As an important part of the procedure, we also performed surgical instrument segmentation to be able to detect which instruments are used during the examination. The developed method is able to segment different types of surgical instruments in real time. For the surgical instrument segmentation in laparoscopy, we have researched and proposed two methods. One of the architectures is based on RASNet based approach. The other one is a comprehensive comparison of the state-of-the-art medical image segmentation architectures, where DDANet based approach outperforms others state-of-the-art. DDANet achieved a DSC of 0.8739 and mIoU of 0.8183 and real-time processing speed of 101.36 FPS with the robust-mis challenge dataset. Thus, our algorithms are designed for polyp and surgical instrument segmentation and can also be exploited for other medical or non-medical image segmentation tasks.

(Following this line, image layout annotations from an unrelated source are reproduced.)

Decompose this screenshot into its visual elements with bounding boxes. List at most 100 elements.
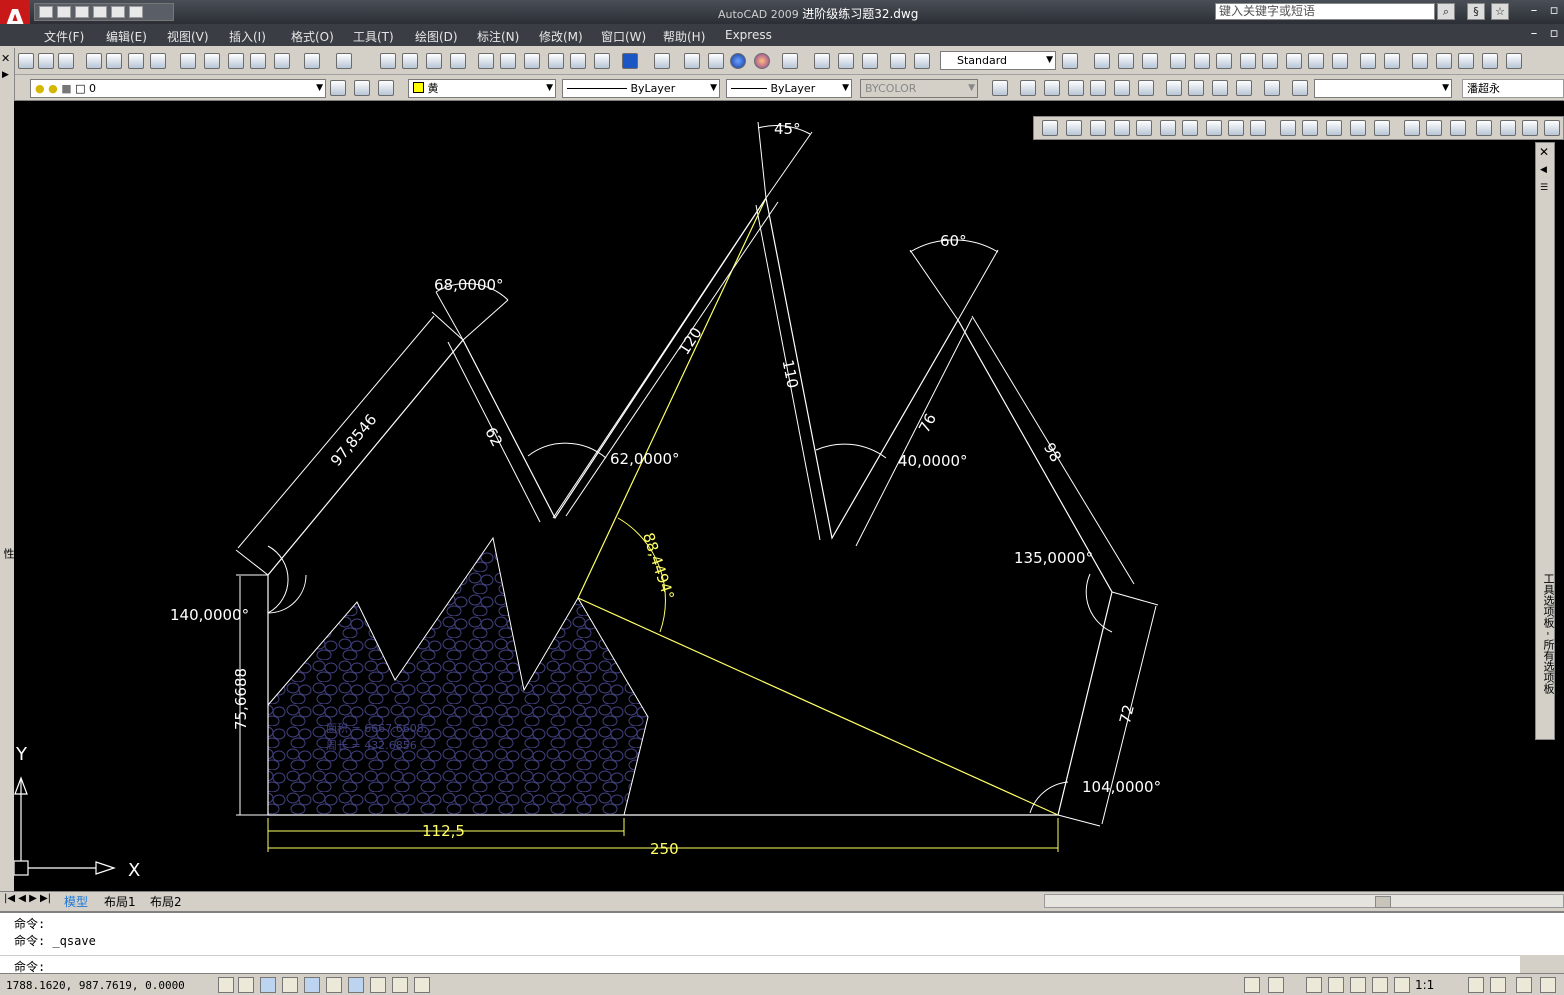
- spline-icon[interactable]: [914, 53, 930, 69]
- menu-edit[interactable]: 编辑(E): [106, 28, 147, 45]
- subtract-solid-icon[interactable]: [1426, 120, 1442, 136]
- pan-status-icon[interactable]: [1328, 977, 1344, 993]
- dim-40-angle[interactable]: 40,0000°: [898, 452, 968, 470]
- annotation-scale-value[interactable]: 1:1: [1415, 978, 1434, 992]
- close-icon[interactable]: ✕: [1539, 145, 1549, 159]
- ne-iso-icon[interactable]: [1212, 80, 1228, 96]
- cone-icon[interactable]: [1114, 120, 1130, 136]
- dyn-icon[interactable]: [370, 977, 386, 993]
- linetype-select[interactable]: ByLayer ▼: [562, 79, 720, 98]
- helix-icon[interactable]: [1228, 120, 1244, 136]
- dim-104-angle[interactable]: 104,0000°: [1082, 778, 1161, 796]
- dim-68[interactable]: 68,0000°: [434, 276, 504, 294]
- extrude-faces-icon[interactable]: [1170, 53, 1186, 69]
- subtract-icon[interactable]: [1118, 53, 1134, 69]
- menu-insert[interactable]: 插入(I): [229, 28, 266, 45]
- polysolid-icon[interactable]: [1042, 120, 1058, 136]
- dim-62-angle[interactable]: 62,0000°: [610, 450, 680, 468]
- check-icon[interactable]: [1436, 53, 1452, 69]
- restore-button[interactable]: ▫: [1545, 3, 1563, 19]
- copy-faces-icon[interactable]: [1308, 53, 1324, 69]
- search-icon[interactable]: ⌕: [1437, 3, 1455, 20]
- command-input[interactable]: 命令:: [0, 955, 1520, 974]
- dim-60[interactable]: 60°: [940, 232, 967, 250]
- front-view-icon[interactable]: [1114, 80, 1130, 96]
- osnap-icon[interactable]: [304, 977, 320, 993]
- pan-icon[interactable]: [380, 53, 396, 69]
- tab-layout1[interactable]: 布局1: [104, 893, 136, 910]
- layer-states-icon[interactable]: [378, 80, 394, 96]
- offset-faces-icon[interactable]: [1216, 53, 1232, 69]
- auto-scale-icon[interactable]: [1490, 977, 1506, 993]
- quick-view-layouts-icon[interactable]: [1268, 977, 1284, 993]
- open-icon[interactable]: [38, 53, 54, 69]
- design-center-icon[interactable]: [500, 53, 516, 69]
- quickcalc-icon[interactable]: [594, 53, 610, 69]
- undo-icon[interactable]: [304, 53, 320, 69]
- separate-icon[interactable]: [1384, 53, 1400, 69]
- cursor-coordinates[interactable]: 1788.1620, 987.7619, 0.0000: [6, 979, 185, 992]
- clean-icon[interactable]: [1458, 53, 1474, 69]
- lights-icon[interactable]: [782, 53, 798, 69]
- autohide-icon[interactable]: ◀: [1540, 165, 1547, 175]
- torus-icon[interactable]: [1182, 120, 1198, 136]
- shell-icon[interactable]: [1412, 53, 1428, 69]
- 2d-wireframe-icon[interactable]: [992, 80, 1008, 96]
- drawing-canvas[interactable]: 45° 60° 68,0000° 120 110 97,8546 62 62,0…: [13, 101, 1564, 891]
- menu-tools[interactable]: 工具(T): [353, 28, 394, 45]
- close-icon[interactable]: ✕: [1, 52, 10, 65]
- zoom-previous-icon[interactable]: [450, 53, 466, 69]
- tab-layout2[interactable]: 布局2: [150, 893, 182, 910]
- layer-previous-icon[interactable]: [354, 80, 370, 96]
- annotation-visibility-icon[interactable]: [1468, 977, 1484, 993]
- imprint-icon[interactable]: [1360, 53, 1376, 69]
- block-editor-icon[interactable]: [274, 53, 290, 69]
- intersect-solid-icon[interactable]: [1450, 120, 1466, 136]
- menu-help[interactable]: 帮助(H): [663, 28, 705, 45]
- zoom-realtime-icon[interactable]: [402, 53, 418, 69]
- copy-icon[interactable]: [204, 53, 220, 69]
- presspull-icon[interactable]: [1302, 120, 1318, 136]
- snap-icon[interactable]: [218, 977, 234, 993]
- 3d-move-icon[interactable]: [1476, 120, 1492, 136]
- lightbulb-icon[interactable]: ●: [35, 82, 45, 95]
- right-view-icon[interactable]: [1090, 80, 1106, 96]
- slice-icon[interactable]: [1482, 53, 1498, 69]
- zoom-status-icon[interactable]: [1350, 977, 1366, 993]
- tab-model[interactable]: 模型: [64, 893, 88, 910]
- paste-icon[interactable]: [228, 53, 244, 69]
- dim-arc-icon[interactable]: [814, 53, 830, 69]
- toolbar-lock-icon[interactable]: [1540, 977, 1556, 993]
- markup-icon[interactable]: [570, 53, 586, 69]
- favorites-icon[interactable]: ☆: [1491, 3, 1509, 20]
- zoom-extents-icon[interactable]: [1292, 80, 1308, 96]
- cut-icon[interactable]: [180, 53, 196, 69]
- annotation-scale-icon[interactable]: [1394, 977, 1410, 993]
- render-region-icon[interactable]: [708, 53, 724, 69]
- selected-lines[interactable]: [577, 197, 1059, 816]
- color-select[interactable]: 黄 ▼: [408, 79, 556, 98]
- help-icon[interactable]: [622, 53, 638, 69]
- color-faces-icon[interactable]: [1332, 53, 1348, 69]
- print-icon[interactable]: [93, 6, 107, 18]
- menu-draw[interactable]: 绘图(D): [415, 28, 458, 45]
- camera-icon[interactable]: [1264, 80, 1280, 96]
- redo-icon[interactable]: [129, 6, 143, 18]
- otrack-icon[interactable]: [326, 977, 342, 993]
- render-icon[interactable]: [654, 53, 670, 69]
- rotate-faces-icon[interactable]: [1262, 53, 1278, 69]
- dim-97[interactable]: 97,8546: [327, 411, 381, 470]
- publish-icon[interactable]: [128, 53, 144, 69]
- intersect-icon[interactable]: [1142, 53, 1158, 69]
- new-icon[interactable]: [18, 53, 34, 69]
- union-icon[interactable]: [1094, 53, 1110, 69]
- make-current-layer-icon[interactable]: [330, 80, 346, 96]
- drawing-svg[interactable]: 45° 60° 68,0000° 120 110 97,8546 62 62,0…: [13, 101, 1564, 891]
- grid-icon[interactable]: [238, 977, 254, 993]
- dim-98[interactable]: 98: [1040, 440, 1065, 466]
- dim-88-angle[interactable]: 88,4494°: [639, 530, 678, 602]
- perimeter-text[interactable]: 周长 = 432.6856: [326, 739, 417, 752]
- dim-radius-icon[interactable]: [838, 53, 854, 69]
- 3d-dwf-icon[interactable]: [150, 53, 166, 69]
- loft-icon[interactable]: [1374, 120, 1390, 136]
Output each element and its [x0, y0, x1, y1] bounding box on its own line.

All of our work and algorithms are open-sourced and received very well by the community. We have made the source code and train-test split of the datasets available for most proposed methods. It helps in method reproducibility and result comparison with the other recent state-of-the-art (SOTA) methods. Our results prove that proposed DL-based CADx systems might greatly assist clinicians in the future.
In summary, we aim to solve a real-world problem related to GI diseases classification, detection, segmentation and surgical instrument segmentation. Figure 1 shows an example of colonoscopy datasets and classification, segmentation and detection algorithms along with the paper-wise contribution based on objectives. The CADe and CADx can solve the current challenges of miss-detection in the field and significantly impact the current healthcare system. Our goal is to provide technology to assist clinicians in improving the healthcare system based on their higher accuracy requirements in real-time speed. To achieve these, we have collected and curated many GI tract datasets and proposed different ML and DL based architectures for each task. Our models showed promising results with the real data obtained from different endoscopic equipment. Thus, clinicians could test our architectures to verify their usefulness in the clinical setting. Moreover, our architectures can be extended to other medical image analysis and natural image segmentation tasks.